Cramer credited Gennette for molding Macy's model to fit customers' specific needs. Regular spenders felt slighted, so Macy's gave them platinum-level Star Rewards. Consumers started flocking to off-price retailers, so Gennette bolstered Macy's own off-price brand of stores, Macy's Backstage.

The result has been an "all systems go" effect for Macy's, the "Mad Money" host said.

War over Wayfair

The history of online furniture retailer Wayfair on Wall Street has been a difficult one.

"For some reason, it seems to attract fanatics from both sides," Cramer said Tuesday. "You've got a rabid group of marauding bears who absolutely hate Wayfair with the fire of a thousand suns, and you've got a stampeding herd of equally committed bulls."

The bulls like Wayfair's fast revenue growth and customer retention.
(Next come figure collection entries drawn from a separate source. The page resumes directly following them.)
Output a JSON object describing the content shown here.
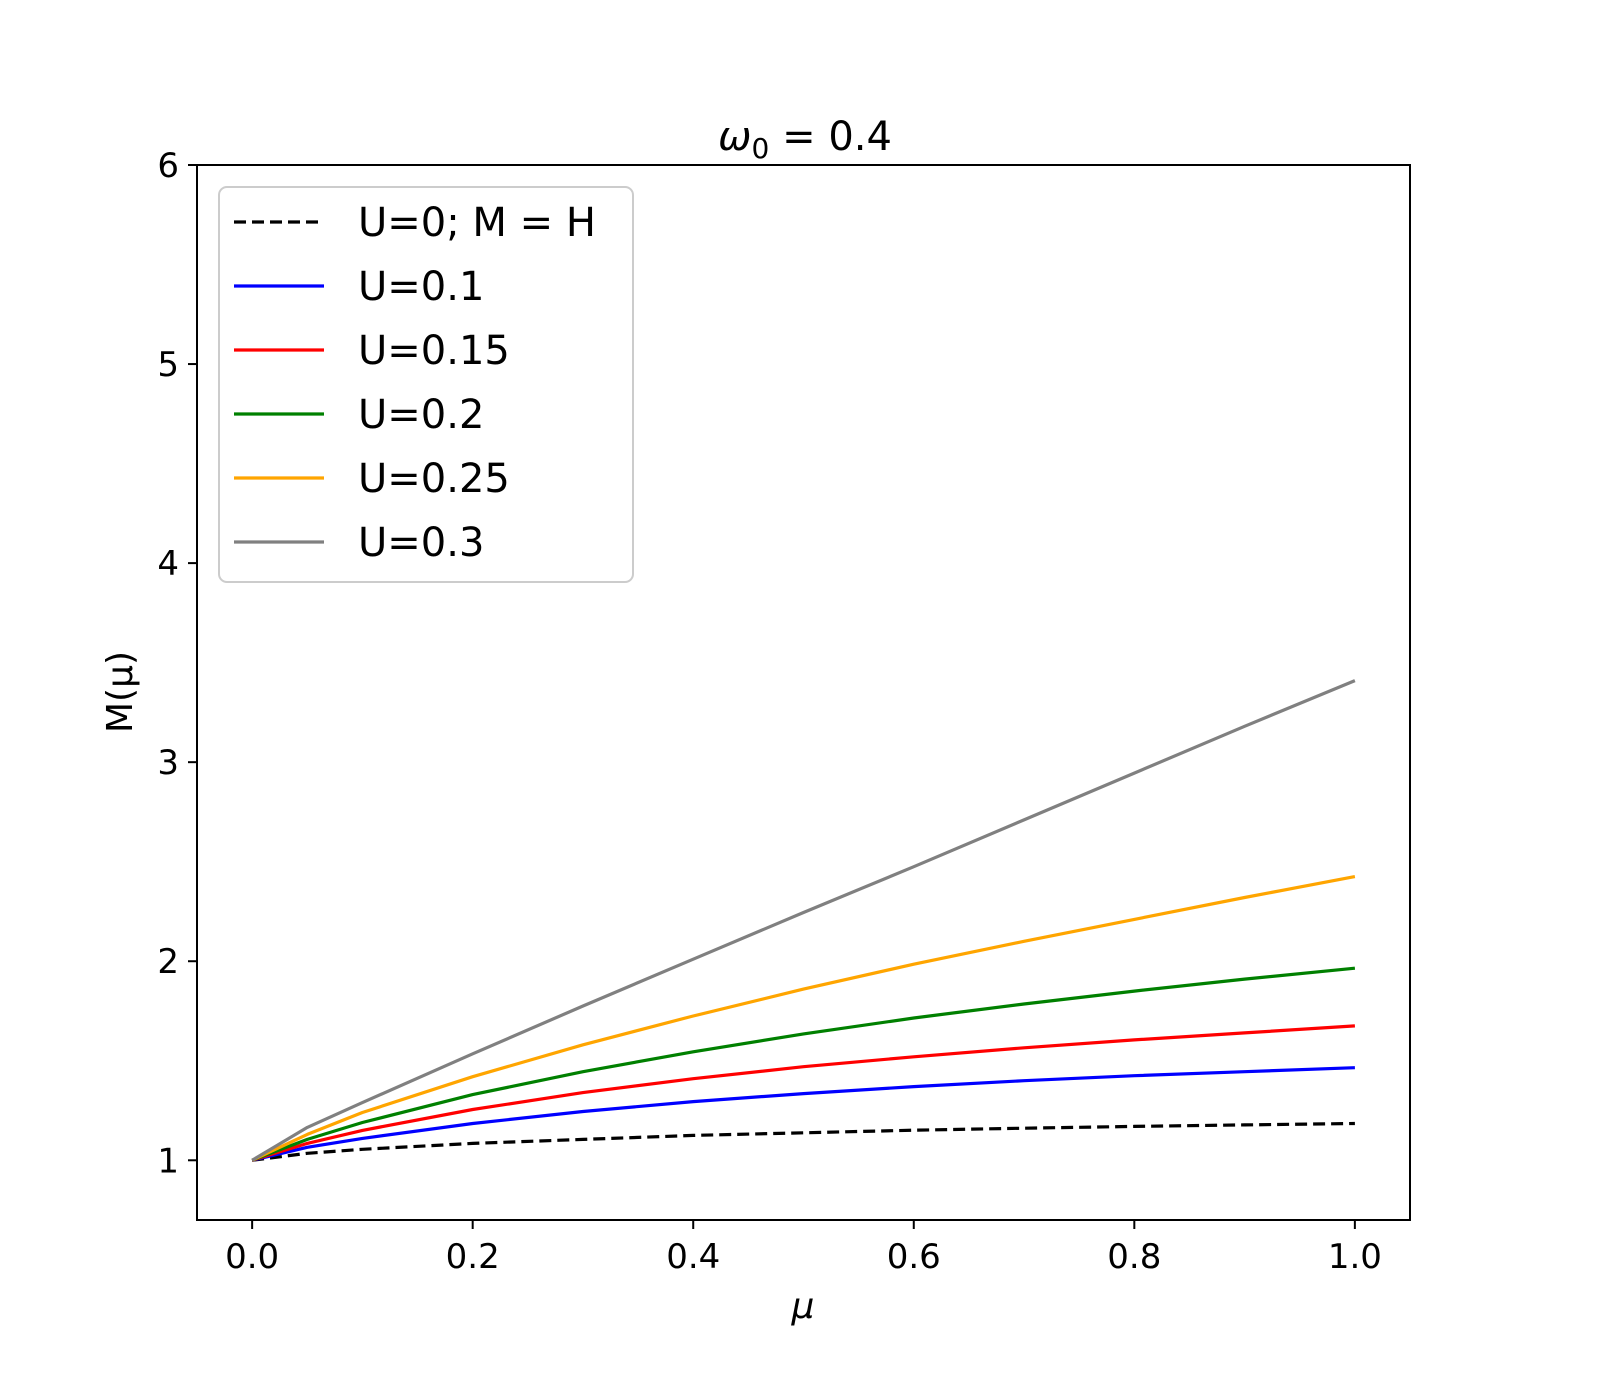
{
  "chart_data": {
    "type": "line",
    "title": {
      "symbol": "ω",
      "subscript": "0",
      "rest": " = 0.4"
    },
    "xlabel": "μ",
    "ylabel": "M(μ)",
    "xlim": [
      -0.05,
      1.05
    ],
    "ylim": [
      0.7,
      6.0
    ],
    "xticks": [
      0.0,
      0.2,
      0.4,
      0.6,
      0.8,
      1.0
    ],
    "xtick_labels": [
      "0.0",
      "0.2",
      "0.4",
      "0.6",
      "0.8",
      "1.0"
    ],
    "yticks": [
      1,
      2,
      3,
      4,
      5,
      6
    ],
    "ytick_labels": [
      "1",
      "2",
      "3",
      "4",
      "5",
      "6"
    ],
    "grid": false,
    "legend_position": "top-left",
    "x": [
      0.0,
      0.05,
      0.1,
      0.2,
      0.3,
      0.4,
      0.5,
      0.6,
      0.7,
      0.8,
      0.9,
      1.0
    ],
    "series": [
      {
        "name": "U=0; M = H",
        "color": "#000000",
        "dash": true,
        "values": [
          1.0,
          1.035,
          1.055,
          1.085,
          1.105,
          1.125,
          1.138,
          1.151,
          1.161,
          1.17,
          1.178,
          1.185
        ]
      },
      {
        "name": "U=0.1",
        "color": "#0000ff",
        "dash": false,
        "values": [
          1.0,
          1.065,
          1.11,
          1.185,
          1.245,
          1.295,
          1.335,
          1.37,
          1.4,
          1.425,
          1.445,
          1.465
        ]
      },
      {
        "name": "U=0.15",
        "color": "#ff0000",
        "dash": false,
        "values": [
          1.0,
          1.085,
          1.15,
          1.255,
          1.34,
          1.41,
          1.47,
          1.52,
          1.565,
          1.605,
          1.64,
          1.675
        ]
      },
      {
        "name": "U=0.2",
        "color": "#008000",
        "dash": false,
        "values": [
          1.0,
          1.105,
          1.19,
          1.33,
          1.445,
          1.545,
          1.635,
          1.715,
          1.785,
          1.85,
          1.91,
          1.965
        ]
      },
      {
        "name": "U=0.25",
        "color": "#ffa500",
        "dash": false,
        "values": [
          1.0,
          1.13,
          1.24,
          1.42,
          1.58,
          1.725,
          1.86,
          1.985,
          2.1,
          2.21,
          2.32,
          2.425
        ]
      },
      {
        "name": "U=0.3",
        "color": "#808080",
        "dash": false,
        "values": [
          1.0,
          1.165,
          1.29,
          1.535,
          1.775,
          2.01,
          2.245,
          2.475,
          2.71,
          2.945,
          3.18,
          3.41
        ]
      }
    ]
  }
}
The bears, however, worry about Wayfair's lack of profitability — and after the company's latest quarter, Cramer may have joined that camp.

"My view? The stock never should've run so much going into the quarter, but now that it's come down, I am hesitant to recommend it," he said. "The problem? As of now, the bull thesis has one prop: revenue growth. If Wayfair ever misses on that top line, its stock will be absolutely obliterated."

But Cramer wouldn't recommend shorting Wayfair either, because any fundamental decline in the stock price could attract potential acquirers to take over the e-commerce giant.

"I always like to say to you that when stocks go down they get cheaper, but I need to add a caveat now: when stocks of companies with faltering fundamentals go down, joining the sellers may be the most intelligent thing to do," the "Mad Money" host said.

Lightning round: Pain in the pipelines

In Cramer's lightning round, he rattled off his take on some callers' favorite stocks:

SemGroup: "I am in a house of pain when it comes to anything related to this kind of network of pipeline groups and I'm not going to put you in there. Even though it yields 8 [percent], I cannot inflict pain on my friends."

Texas Instruments: "Look, Texas Instruments is very good. Now, people didn't really care for their last quarter. I think it's an internet of things play. Now, you've got to ride it out here, because I know people feel the chart is broken. I don't think so. It's a good company."

Disclosure: Comcast is the owner of NBCUniversal, parent company of CNBC and CNBC.com. Also, Cramer's charitable trust owns shares of Comcast.